Considering the allegations against Beauty Health’s officers and directors, what lessons can Allstate Corporation ALL learn about risk management in the introduction of new products and ensuring transparency in communications with stakeholders?

Allstate Corporation can learn the importance of robust risk management practices by ensuring thorough compliance checks, transparency in communications with stakeholders, and proactive identification of potential allegations to protect its reputation and financial stability when launching new products.

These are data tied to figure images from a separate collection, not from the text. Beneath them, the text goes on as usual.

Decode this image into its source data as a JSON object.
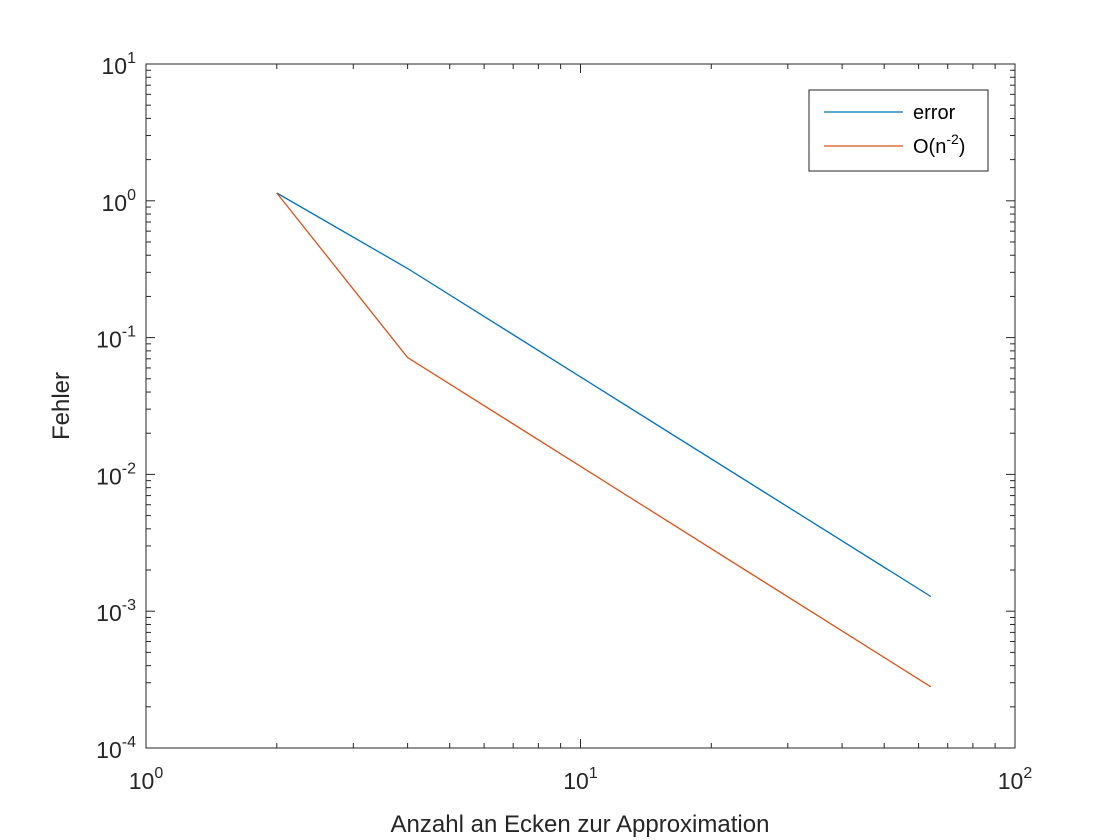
{
  "chart_data": {
    "type": "line",
    "title": "",
    "xlabel": "Anzahl an Ecken zur Approximation",
    "ylabel": "Fehler",
    "xscale": "log",
    "yscale": "log",
    "xlim": [
      1,
      100
    ],
    "ylim": [
      0.0001,
      10
    ],
    "grid": false,
    "legend": "top-right",
    "x_ticks": [
      {
        "value": 1,
        "base": "10",
        "exp": "0"
      },
      {
        "value": 10,
        "base": "10",
        "exp": "1"
      },
      {
        "value": 100,
        "base": "10",
        "exp": "2"
      }
    ],
    "y_ticks": [
      {
        "value": 0.0001,
        "base": "10",
        "exp": "-4"
      },
      {
        "value": 0.001,
        "base": "10",
        "exp": "-3"
      },
      {
        "value": 0.01,
        "base": "10",
        "exp": "-2"
      },
      {
        "value": 0.1,
        "base": "10",
        "exp": "-1"
      },
      {
        "value": 1,
        "base": "10",
        "exp": "0"
      },
      {
        "value": 10,
        "base": "10",
        "exp": "1"
      }
    ],
    "series": [
      {
        "name": "error",
        "name_suffix": "",
        "color": "#0072BD",
        "points": [
          [
            2,
            1.14
          ],
          [
            4,
            0.32
          ],
          [
            64,
            0.00128
          ]
        ]
      },
      {
        "name": "O(n",
        "name_exp": "-2",
        "name_suffix": ")",
        "color": "#D95319",
        "points": [
          [
            2,
            1.14
          ],
          [
            4,
            0.0715
          ],
          [
            64,
            0.00028
          ]
        ]
      }
    ]
  }
}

In light of the settlement hearing, what steps might Allstate Corporation ALL take to safeguard against similar shareholder derivative actions in the future to protect its investments?

Allstate Corporation may implement enhanced corporate governance practices, strengthen compliance protocols, and establish robust communication channels with shareholders to proactively address concerns and reduce the risk of future derivative actions.

**MWN-AI FAQ is based on asking OpenAI questions about Allstate Corporation (NYSE: ALL).